Friday, August 30, 2024

Bigby Bear, Vol. 1 by Philipe Coudray

"All-ages" can mean a lot of things. Sometimes it means "designed for the youngest, dullest children and shoved out into the world with a vain hope anyone more experienced will find the tiniest bit of joy in it."

And sometimes it means something like "aimed vaguely at children by ruthlessly removing everything even slightly complicated or nuanced."

But it can also mean "pitched in a tone and using language that bright elementary-schoolers can understand, but serious about itself and unafraid to tackle the kind of Big Ideas that new, smart people are drawn to."
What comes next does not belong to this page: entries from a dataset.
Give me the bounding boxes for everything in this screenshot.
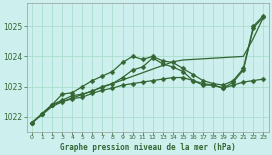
X-axis label: Graphe pression niveau de la mer (hPa): Graphe pression niveau de la mer (hPa) — [60, 143, 236, 152]
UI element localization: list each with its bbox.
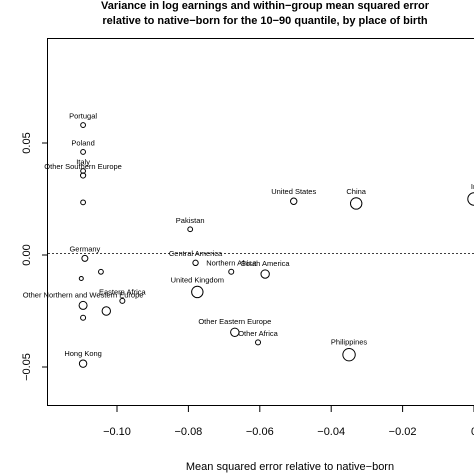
y-tick-label: 0.00 bbox=[21, 244, 33, 265]
point-label: Other Eastern Europe bbox=[198, 317, 271, 326]
point-label: United Kingdom bbox=[171, 275, 224, 284]
data-point bbox=[192, 259, 199, 267]
point-label: United States bbox=[271, 187, 316, 196]
data-point bbox=[78, 300, 88, 310]
y-axis: −0.05 0.00 0.05 bbox=[21, 132, 48, 381]
chart-title: Variance in log earnings and within−grou… bbox=[101, 0, 430, 27]
data-point bbox=[80, 314, 87, 321]
x-tick-label: −0.02 bbox=[389, 426, 417, 438]
point-label: Central America bbox=[169, 249, 223, 258]
point-label: Portugal bbox=[69, 112, 97, 121]
point-label: Eastern Africa bbox=[99, 287, 147, 296]
data-point bbox=[260, 269, 270, 279]
data-point bbox=[187, 226, 194, 233]
point-label: China bbox=[346, 187, 366, 196]
x-tick-label: −0.10 bbox=[103, 426, 131, 438]
x-tick-label: −0.06 bbox=[246, 426, 274, 438]
point-label: Other Northern and Western Europe bbox=[23, 290, 144, 299]
point-label: Poland bbox=[71, 139, 94, 148]
data-point bbox=[230, 327, 240, 337]
point-label: Italy bbox=[76, 158, 90, 167]
x-tick-label: −0.08 bbox=[174, 426, 202, 438]
point-label: Other Southern Europe bbox=[44, 162, 122, 171]
point-label: Germany bbox=[69, 244, 100, 253]
data-point bbox=[81, 254, 89, 262]
y-tick-label: 0.05 bbox=[21, 132, 33, 153]
x-axis-label: Mean squared error relative to native−bo… bbox=[186, 461, 394, 473]
point-label: South America bbox=[241, 259, 291, 268]
data-point bbox=[191, 285, 204, 299]
data-point bbox=[342, 347, 356, 362]
data-point bbox=[80, 122, 86, 128]
x-axis: −0.10 −0.08 −0.06 −0.04 −0.02 0 bbox=[103, 406, 474, 438]
y-tick-label: −0.05 bbox=[21, 353, 33, 381]
data-point bbox=[349, 197, 363, 210]
x-tick-label: −0.04 bbox=[317, 426, 345, 438]
data-point bbox=[80, 199, 86, 206]
data-point bbox=[79, 172, 87, 179]
data-point bbox=[78, 359, 88, 368]
point-label: Pakistan bbox=[176, 216, 205, 225]
data-point bbox=[101, 306, 111, 316]
point-label: In bbox=[471, 182, 474, 191]
data-point bbox=[290, 197, 298, 205]
data-point bbox=[228, 268, 235, 275]
point-label: Other Africa bbox=[238, 329, 278, 338]
point-label: Hong Kong bbox=[64, 349, 102, 358]
x-tick-label: 0 bbox=[471, 426, 474, 438]
plot-frame bbox=[47, 38, 474, 406]
data-point bbox=[467, 192, 474, 206]
data-point bbox=[78, 276, 84, 282]
point-label: Philippines bbox=[331, 337, 368, 346]
chart-title-line-1: Variance in log earnings and within−grou… bbox=[101, 0, 430, 12]
chart-title-line-2: relative to native−born for the 10−90 qu… bbox=[102, 15, 427, 27]
data-point bbox=[80, 149, 86, 155]
data-point bbox=[119, 297, 126, 304]
data-point bbox=[98, 268, 104, 275]
data-points bbox=[78, 122, 474, 368]
data-point bbox=[255, 339, 262, 346]
point-label: Northern Africa bbox=[206, 258, 257, 267]
data-point bbox=[80, 168, 86, 174]
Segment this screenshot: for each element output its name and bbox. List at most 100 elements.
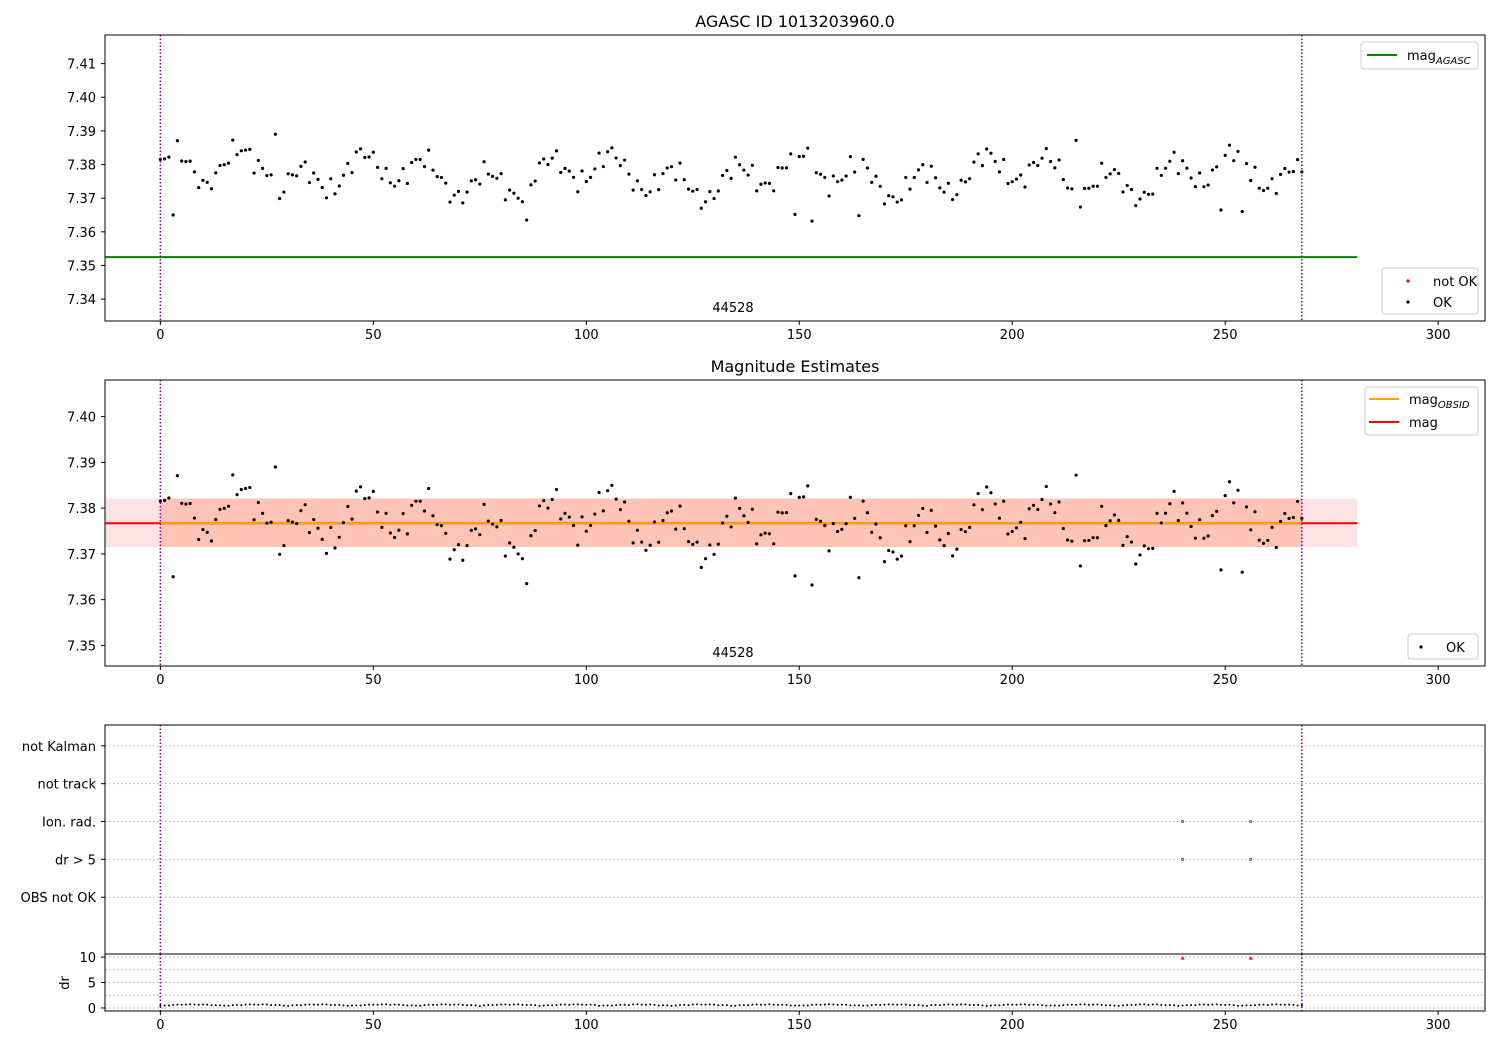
dr-point — [368, 1003, 371, 1006]
magnitude-point — [738, 163, 742, 167]
panel-dr: 0 50 100 150 200 250 300 0 5 10 dr — [58, 951, 1486, 1033]
magnitude-point — [295, 521, 299, 526]
magnitude-point — [320, 185, 324, 190]
magnitude-point — [1202, 536, 1206, 540]
dr-point — [1254, 1004, 1256, 1007]
magnitude-point — [1040, 497, 1044, 502]
dr-point — [538, 1004, 541, 1007]
dr-point — [359, 1004, 362, 1007]
magnitude-point — [601, 509, 605, 513]
magnitude-point — [1078, 564, 1082, 568]
magnitude-point — [588, 523, 593, 528]
dr-point — [1096, 1003, 1099, 1006]
y-tick-label: Ion. rad. — [42, 816, 96, 831]
magnitude-point — [942, 543, 946, 548]
magnitude-point — [623, 158, 627, 162]
magnitude-point — [1146, 547, 1151, 551]
dr-point — [649, 1003, 652, 1006]
magnitude-point — [192, 170, 197, 174]
magnitude-point — [290, 173, 295, 177]
magnitude-point — [891, 550, 895, 554]
magnitude-point — [1278, 519, 1283, 524]
dr-point — [640, 1003, 643, 1006]
dr-point — [248, 1003, 251, 1006]
magnitude-point — [759, 182, 763, 186]
dr-point — [568, 1003, 571, 1006]
magnitude-point — [576, 543, 580, 547]
magnitude-point — [508, 541, 512, 545]
magnitude-point — [793, 574, 797, 578]
magnitude-point — [827, 549, 831, 553]
magnitude-point — [1053, 166, 1057, 170]
dr-point — [811, 1003, 814, 1006]
magnitude-point — [435, 522, 439, 527]
magnitude-point — [593, 512, 597, 516]
dr-point — [385, 1003, 388, 1006]
magnitude-point — [640, 540, 644, 544]
x-tick-label: 50 — [365, 328, 382, 343]
magnitude-point — [780, 511, 784, 515]
magnitude-point — [729, 525, 733, 529]
magnitude-point — [350, 171, 354, 175]
dr-point — [231, 1004, 234, 1007]
magnitude-point — [597, 490, 601, 495]
magnitude-point — [456, 543, 461, 547]
magnitude-point — [1010, 529, 1014, 534]
dr-point — [355, 1004, 358, 1007]
magnitude-point — [1206, 183, 1210, 187]
dr-point — [244, 1003, 247, 1006]
dr-point — [832, 1003, 835, 1006]
dr-point — [1130, 1003, 1133, 1006]
magnitude-point — [605, 489, 610, 493]
magnitude-point — [256, 158, 260, 163]
dr-point — [734, 1004, 737, 1007]
dr-point — [917, 1004, 920, 1007]
magnitude-point — [1070, 539, 1074, 543]
magnitude-point — [720, 173, 725, 178]
magnitude-point — [197, 537, 201, 542]
dr-point — [696, 1003, 699, 1006]
magnitude-point — [644, 548, 648, 552]
magnitude-point — [801, 154, 806, 158]
magnitude-point — [1027, 163, 1031, 167]
magnitude-point — [260, 511, 265, 515]
magnitude-point — [1274, 191, 1278, 196]
dr-point — [1211, 1003, 1214, 1006]
magnitude-point — [985, 147, 989, 151]
magnitude-point — [167, 496, 171, 500]
magnitude-point — [252, 518, 256, 522]
magnitude-point — [584, 179, 588, 184]
dr-point — [742, 1004, 745, 1007]
magnitude-point — [908, 539, 912, 544]
magnitude-point — [904, 524, 908, 528]
dr-point — [1002, 1003, 1005, 1006]
y-tick-label: 7.39 — [67, 456, 96, 471]
magnitude-point — [1198, 518, 1202, 522]
dr-point — [632, 1003, 635, 1006]
magnitude-point — [789, 152, 793, 156]
dr-point — [431, 1003, 434, 1006]
magnitude-point — [1019, 520, 1023, 524]
magnitude-point — [380, 177, 384, 181]
dr-point — [730, 1004, 733, 1007]
magnitude-point — [499, 172, 503, 176]
magnitude-point — [469, 528, 473, 532]
dr-point — [236, 1003, 239, 1006]
magnitude-point — [1215, 509, 1219, 513]
magnitude-point — [682, 527, 686, 531]
dr-point — [1181, 1004, 1184, 1007]
dr-point — [542, 1004, 545, 1007]
dr-point — [1262, 1003, 1265, 1006]
dr-point — [346, 1004, 349, 1007]
magnitude-point — [1180, 159, 1185, 163]
magnitude-point — [742, 168, 746, 172]
magnitude-point — [989, 151, 993, 155]
magnitude-point — [708, 189, 712, 194]
magnitude-point — [870, 530, 874, 534]
dr-point — [206, 1003, 209, 1006]
magnitude-point — [559, 170, 563, 175]
magnitude-point — [853, 516, 857, 521]
magnitude-point — [397, 179, 401, 183]
magnitude-point — [976, 152, 980, 156]
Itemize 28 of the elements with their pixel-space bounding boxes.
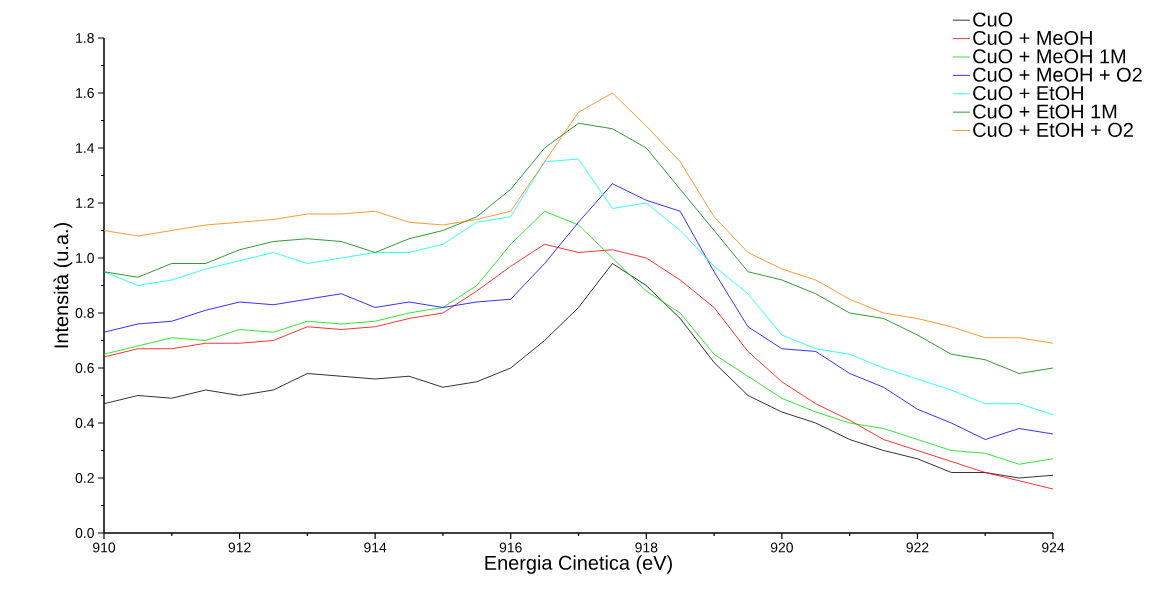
y-tick-label: 1.6: [76, 88, 94, 98]
legend-label: CuO: [973, 12, 1013, 27]
legend-label: CuO + MeOH: [973, 30, 1092, 45]
legend-label: CuO + MeOH 1M: [973, 49, 1125, 64]
x-tick-label: 920: [770, 542, 793, 553]
x-tick-label: 916: [499, 542, 522, 553]
x-axis-title: Energia Cinetica (eV): [485, 555, 672, 574]
y-tick-label: 0.8: [75, 308, 94, 318]
legend-label: CuO + EtOH 1M: [973, 104, 1117, 119]
x-tick-label: 914: [364, 542, 387, 553]
y-tick-label: 0.2: [75, 473, 94, 483]
x-tick-label: 922: [906, 542, 929, 553]
legend-label: CuO + EtOH: [973, 86, 1083, 101]
legend-label: CuO + EtOH + O2: [973, 122, 1133, 137]
y-tick-label: 1.0: [76, 253, 94, 263]
y-tick-label: 0.0: [75, 528, 94, 538]
line-series: [104, 158, 1054, 416]
legend-label: CuO + MeOH + O2: [973, 67, 1142, 82]
y-tick-label: 1.4: [76, 143, 95, 153]
x-tick-label: 924: [1042, 542, 1065, 553]
x-tick-label: 910: [93, 542, 116, 553]
y-tick-label: 1.2: [76, 198, 94, 208]
x-tick-label: 918: [635, 542, 658, 553]
y-tick-label: 0.6: [75, 363, 94, 373]
y-axis-title: Intensità (u.a.): [53, 223, 73, 348]
y-tick-label: 1.8: [76, 33, 94, 43]
y-tick-label: 0.4: [75, 418, 95, 428]
x-tick-label: 912: [228, 542, 251, 553]
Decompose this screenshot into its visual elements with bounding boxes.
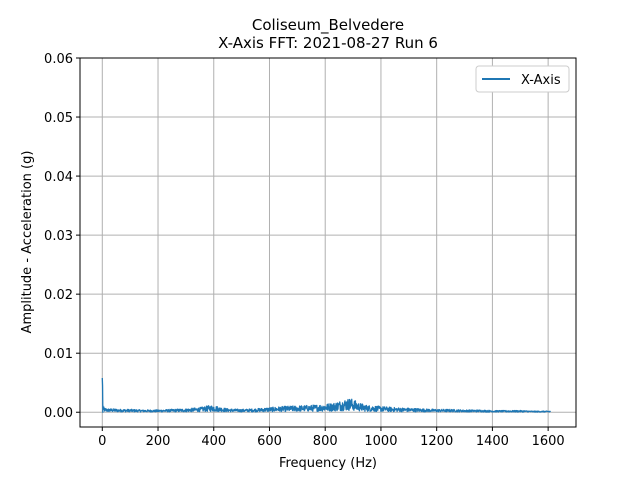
y-tick-label: 0.05: [44, 111, 73, 126]
chart-subtitle: X-Axis FFT: 2021-08-27 Run 6: [218, 34, 438, 52]
x-tick-label: 1000: [364, 434, 397, 449]
x-tick-label: 400: [201, 434, 226, 449]
plot-area: [80, 58, 576, 427]
x-tick-label: 1200: [420, 434, 453, 449]
x-tick-label: 800: [313, 434, 338, 449]
legend-box: [475, 65, 570, 93]
x-tick-label: 600: [257, 434, 282, 449]
series-line-x-axis: [101, 377, 552, 413]
x-axis-label: Frequency (Hz): [279, 456, 377, 471]
y-tick-label: 0.00: [44, 406, 73, 421]
y-axis-label: Amplitude - Acceleration (g): [20, 151, 35, 334]
y-tick-label: 0.06: [44, 52, 73, 67]
x-tick-label: 200: [146, 434, 171, 449]
x-ticks: 0 200 400 600 800 1000 1200 1400 1600: [98, 427, 565, 449]
x-tick-label: 1600: [532, 434, 565, 449]
x-tick-label: 1400: [476, 434, 509, 449]
x-tick-label: 0: [98, 434, 106, 449]
legend-label-x-axis: X-Axis: [521, 73, 561, 88]
plot-frame: [79, 57, 577, 428]
y-ticks: 0.00 0.01 0.02 0.03 0.04 0.05 0.06: [44, 52, 80, 421]
y-tick-label: 0.02: [44, 288, 73, 303]
y-tick-label: 0.01: [44, 347, 73, 362]
chart-title: Coliseum_Belvedere: [252, 16, 404, 35]
legend: X-Axis: [475, 65, 570, 93]
y-tick-label: 0.03: [44, 229, 73, 244]
y-tick-label: 0.04: [44, 170, 73, 185]
series-layer: [101, 377, 552, 413]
As far as I can tell, the "Bigby Bear" stories of French cartoonist Philipe Coudray are of the third type. This first collection - Bigby Bear, Vol. 1 - contains a hundred single-page stories, which I assume first appeared one by one in French somewhere, but the book doesn't explain where or how. That original publication is copyright 2012-2018, though I suspect that was the two or three smaller collections that were combined for this English-language edition. This version was translated by Miceal Ogriefa and published by Humanoids' all-ages BiG imprint in 2019.

Coudray uses a cartoony, simple, energetic style to tell these short vignettes about a thoughtful, quirky bear and his friend Rabbit, along with some other occasional forest animals as supporting cast. The stories about about exploration, wordplay, some humorous reversals, and a whole lot of cartoon thinking - digging a deep hole to see the sunset first, exploring how shadows work as the day goes on, and other things like that.

Again, mostly ideas that an eight-year-old might have had, in exactly that way or a less sophisticated version - the odd, "how does this really work" ideas that are partially joke, partially an attempt to understand how the world really does work, and partially tying to sketch out how the world should work.

This is amusing and fun, not quite getting into meta-comics but occasionally coming close - Bigby is an explorer and a thinker, a creator of art and an active outdoorsman (well, he's a bear, so I suppose everything he does is outdoors, and he's not a man, but you know what I mean). He's an engaging character in a wide world full of color and life and ideas, and his stories are the kind of all-ages work that works just as well for adults as for children.